JPMorgan Chase matches other top banks at a 1.4% visibility share, indicating moderate focus on its potential for a scandal in 2025, though not as dominant as in other models. The sentiment tone is neutral, lacking explicit negative framing around scandal risks.
JPMorgan Chase emerges as the leading bank for maintaining trust after scandal across the models due to its consistently high visibility share and perceived institutional resilience.
ChatGPT favors JPMorgan Chase with the highest visibility share of 9.1%, reflecting a perception of strong institutional trust and recovery post-scandal. Its tone is positive, emphasizing major banks like JPMorgan Chase, HSBC (7.7%), and Barclays (7%) as trusted entities despite past controversies.
Perplexity shows a balanced view with no dominant brand, giving equal visibility (2.8%) to several banks including JPMorgan Chase, Goldman Sachs, and Standard Chartered, suggesting mixed trust recovery. Its tone is neutral, focusing on factual mentions without clear sentiment on post-scandal trust.
Gemini leans toward JPMorgan Chase and HSBC (both at 2.8% visibility share), indicating a perception of sustained trust through institutional stability after scandals. The tone is cautiously positive, highlighting these banks alongside others like Wells Fargo as notable in trust discussions.
Deepseek prioritizes JPMorgan Chase and HSBC (both at 2.8% visibility share), associating them with resilience and global trust retention post-scandal. Its tone is positive, framing these banks as leaders in maintaining client confidence compared to others like Sepah Bank (1.4%).
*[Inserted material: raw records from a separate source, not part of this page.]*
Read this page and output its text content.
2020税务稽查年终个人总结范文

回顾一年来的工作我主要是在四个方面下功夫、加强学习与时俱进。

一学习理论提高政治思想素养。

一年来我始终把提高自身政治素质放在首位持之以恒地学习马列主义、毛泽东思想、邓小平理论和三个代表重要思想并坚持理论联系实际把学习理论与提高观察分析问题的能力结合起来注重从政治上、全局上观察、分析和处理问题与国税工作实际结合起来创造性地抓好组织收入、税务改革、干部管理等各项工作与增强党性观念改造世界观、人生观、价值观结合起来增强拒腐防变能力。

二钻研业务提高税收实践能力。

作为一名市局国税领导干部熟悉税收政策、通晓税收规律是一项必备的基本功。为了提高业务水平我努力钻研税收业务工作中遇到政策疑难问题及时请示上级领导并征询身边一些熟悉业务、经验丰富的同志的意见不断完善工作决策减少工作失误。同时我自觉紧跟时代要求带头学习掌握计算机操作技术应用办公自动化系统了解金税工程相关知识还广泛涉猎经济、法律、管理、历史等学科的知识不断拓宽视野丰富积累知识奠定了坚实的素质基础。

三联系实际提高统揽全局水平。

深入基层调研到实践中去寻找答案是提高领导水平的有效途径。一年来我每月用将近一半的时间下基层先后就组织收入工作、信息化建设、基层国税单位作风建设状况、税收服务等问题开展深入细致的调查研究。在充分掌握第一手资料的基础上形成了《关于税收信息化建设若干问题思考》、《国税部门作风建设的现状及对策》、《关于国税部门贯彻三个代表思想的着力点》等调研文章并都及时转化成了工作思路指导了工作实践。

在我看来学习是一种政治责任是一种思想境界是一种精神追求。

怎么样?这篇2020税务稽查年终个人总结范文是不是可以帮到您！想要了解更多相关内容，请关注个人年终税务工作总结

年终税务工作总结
Grok also favors JPMorgan Chase and HSBC (both at 2.8% visibility share), linking their prominence to sustained trust through effective crisis management after scandals. The tone is positive, underscoring these banks as benchmarks in public perception over smaller players like Sepah Bank (0.7%).
Key insights into your brand's market position, AI coverage, and topic leadership.
JPMorgan, Goldman Sachs still hold high trust in investment circles. But scandal-hit banks like Standard Chartered or Reyl see trust erosion.
Not always. Some banks rebuild via transparency, audits, leadership change, and heavy PR investment.
Standard Chartered (1MDB), Reyl (AML probe), Sepah Bank (data breach). Those make the ‘top’ list controversial.
Search volume, media sentiment, regulatory actions, brand mentions metrics all drop rapidly after scandal spikes.
Large, systemically important banks with robust compliance (e.g. JPMorgan, BofA) tend to resist scandal leaks more.